Overall, two interesting papers looking at the state of the field from different views.
Finally back home from another ACS National Meeting, this time in San Francisco. While the location is certainly an attraction, there was some pretty nice talks and symposia in the CINF division such as the Visualization of Chemical Data, Metabolomics and Materials Informatics. Credit for these (and all the other) symposia go to the organizers who put in a lot of effort to get an excellent line up of speakers – as evidenced by packed rooms. This time, I finally got round to visiting some of the other division – some excellent talks in MEDI. As in the past, there was a Blue Obelisk dinner, this time at La Briciola (a fantastic recommendation from Moses Hohman and the CDD crowd) where there was much good discussion. I got a Blue Obelisk Obelisk from PMR (Cameron Neylon and Alex Wade were also recipients this year).

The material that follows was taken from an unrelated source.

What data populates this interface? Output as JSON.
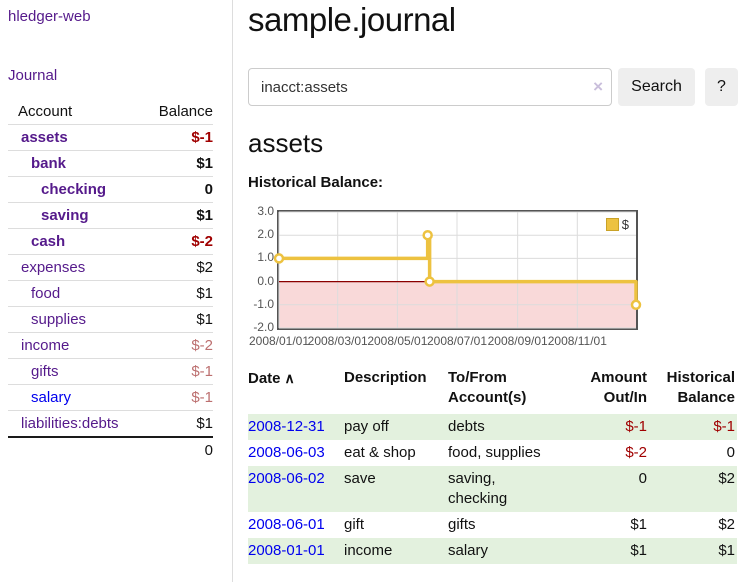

CINF had some excellent receptions where I got to meet old faces and make some new friends – with many of whom I’ve actually had many virtual exchanges via email or Friendfeed. Here’s a picture of me and Wendy Warr from one of the receptions.
With the meeting over and most of the follow up now, I can take a bit of a break while the last few submissions for the Boston program come trickling in. And then I get down to finalizing the program for the Fall meeting. This fall, we have an excellent line up of symposia including “Data Intensive Drug Design“, “Semantic Chemistry and RDF” and “Structure Activity Landscapes“. At the Fall meeting, I’ll also be chairing a COMP symposium titled “HPC on the Cheap” where an excellent set of speakers will be focusing on various technologies that let users access high performance computing power at a fraction of the price of super computers – stuff like FPGA’s, GPU’s and distributed systems such as Hadoop. This is part of the “Scripting and Programming” series, so expect to see code on the slides!
I’d also like to let people know that in Boston, CINF will be running an experimental symposium consisting of several very short (5 minutes or 8 minutes) lightning talks. But unlike traditional ACS symposia, we’re going to open submissions to this symposia sometime in July and close about 3 or 2 weeks before the meeting itself. In other words, we’re going to be looking for recent and ongoing developments in chemical information and cheminformatics. The title and exact mechanics of this symposium – dates, submissions, reviews and the actual times, slide counts will be announced in the near future at various places. If you think the early ACS deadlines suck, consider submitting a short talk to this symposium.
Overall an excellent meeting in San Francisco and I’m already looking forward to Boston. But in the meantime, time to get back to chewing on data, and finishing up some papers, book chapters and talks.